Случилось то, что должно было случиться: опыт и мастерство не смогли противостоять напору беспощадной молодости. Манолете был слишком гордым человеком, чтобы уступить, и принял смерть от рогов быка. Вся Испания оплакала гибель своего бога Манолете, и вся Испания признала его победителя Домингина. Но все же он не стал богом, ибо бог един, пребывает ли он на земле или на небе. Домингин стал королем корриды, получил неслыханную ставку Манолете, усвоил его трюки, вызывавшие особый восторг у публики, а затем и уловки, обеспечивавшие сравнительную безопасность. Но память о Манолете осталась священной для испанцев. Когда Хемингуэй в книге «Опасное лето» позволил себе критически отозваться о покойном, испанцы предали анафеме любимого прежде автора. Они простили и возвеличили Домингина, уничтожившего жизнь Манолете, но не простили писателя, бросившего тень на репутацию их кумира. К тому же Домингин был испанцем, и сделанное им служило вящей славе родины корриды, а Хемингуэй — чужеземцем…

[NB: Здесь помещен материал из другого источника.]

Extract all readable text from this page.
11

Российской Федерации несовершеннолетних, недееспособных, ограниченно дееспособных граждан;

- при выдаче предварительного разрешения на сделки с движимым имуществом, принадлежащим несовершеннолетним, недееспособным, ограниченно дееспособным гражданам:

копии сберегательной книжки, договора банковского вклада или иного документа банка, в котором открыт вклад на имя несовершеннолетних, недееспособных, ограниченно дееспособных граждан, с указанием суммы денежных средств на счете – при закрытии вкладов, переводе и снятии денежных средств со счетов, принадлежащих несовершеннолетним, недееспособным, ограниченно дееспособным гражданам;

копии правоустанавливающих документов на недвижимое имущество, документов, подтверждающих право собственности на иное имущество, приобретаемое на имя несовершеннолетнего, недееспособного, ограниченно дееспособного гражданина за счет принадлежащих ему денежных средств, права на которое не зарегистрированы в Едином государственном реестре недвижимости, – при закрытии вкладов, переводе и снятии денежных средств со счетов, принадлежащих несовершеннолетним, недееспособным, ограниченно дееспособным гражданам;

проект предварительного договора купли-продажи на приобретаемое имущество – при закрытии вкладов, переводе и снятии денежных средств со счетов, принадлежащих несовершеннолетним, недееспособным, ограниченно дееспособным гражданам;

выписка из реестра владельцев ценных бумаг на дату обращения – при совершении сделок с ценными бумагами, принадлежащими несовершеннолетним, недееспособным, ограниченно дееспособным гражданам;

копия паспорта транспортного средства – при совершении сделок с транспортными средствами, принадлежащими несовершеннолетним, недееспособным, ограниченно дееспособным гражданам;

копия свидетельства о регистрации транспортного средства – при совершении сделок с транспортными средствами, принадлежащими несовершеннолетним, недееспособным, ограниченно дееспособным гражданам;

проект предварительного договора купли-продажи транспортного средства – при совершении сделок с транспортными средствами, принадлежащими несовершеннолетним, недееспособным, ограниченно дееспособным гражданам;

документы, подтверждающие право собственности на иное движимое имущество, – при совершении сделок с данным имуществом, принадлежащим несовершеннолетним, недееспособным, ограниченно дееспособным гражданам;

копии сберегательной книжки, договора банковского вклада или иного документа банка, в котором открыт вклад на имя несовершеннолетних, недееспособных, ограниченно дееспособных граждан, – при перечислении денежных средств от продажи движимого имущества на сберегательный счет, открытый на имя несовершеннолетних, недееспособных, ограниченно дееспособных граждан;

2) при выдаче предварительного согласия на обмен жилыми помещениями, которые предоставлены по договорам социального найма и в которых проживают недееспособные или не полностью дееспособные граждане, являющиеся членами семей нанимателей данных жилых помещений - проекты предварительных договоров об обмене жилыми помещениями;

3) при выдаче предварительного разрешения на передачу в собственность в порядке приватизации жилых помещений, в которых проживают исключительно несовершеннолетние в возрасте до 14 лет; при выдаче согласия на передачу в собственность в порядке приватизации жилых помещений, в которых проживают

Лишь когда позади остался таможенный досмотр и все шестнадцать переворошенных таможенником чемоданов благополучно легли на тележки слабогрудых носильщиков, Эдвард Клифтон поверил, что Испания будет. Он не верил этому, когда они летели со своего острова в Нью-Йорк, когда перебирались из аэропорта в гавань и садились на пароход «Конституция», когда пересекали океан в компании веселых и общительных пассажиров, когда ранним розовым утром входили в уютный порт Малаги, когда, невыспавшиеся и немного одурелые, брели по сходням, а потом по влажному после поливки асфальту к морскому вокзалу, где предстоял паспортный контроль (чиновник едва глянул на их паспорта — американцы ездят в Испанию без виз), когда ждали свои чемоданы и сдергивали их с конвейерной ленты, пахшей теплой резиной, ставили на металлический прилавок перед маленьким желчным таможенником, неуважительно и ловко щелкавшим замками и погружавшим смуглые волосатые руки в теплый порядок хорошо и плотно уложенных вещей, — он все еще не верил, что снова увидит Испанию. Он подумал, что прав в своих опасениях, когда оказалось, что надо зарегистрировать ружья, но это не заняло много времени.
А ведь то был уже третий его приезд в Испанию после войны. Но когда он поехал в первый раз, имея серьезные и веские основания для тревоги, то был совершенно спокоен. Нет, он, конечно, волновался, да еще как, у него кровь носом пошла, когда он ступил на испанскую землю, но не из-за встречи с франкистскими властями, а из-за встречи со страной, которую любил больше всего на свете после своей родины. Что же касается властей, то его друзья, конечно, прощупали почву. Все-таки мало кто из писателей, далее дравшихся на стороне республиканцев, так часто и ожесточенно нападал на Франко, как Клифтон, а каудильо ко всем остальным милым чертам своего характера был на редкость мстителен. Но франкистские власти дали понять: если не будет лезть в политику и болтать лишнее, пусть едет. Зеленые американские доллары значили для испанского правительства больше, чем розовый или красный цвет убеждений заокеанского пришельца.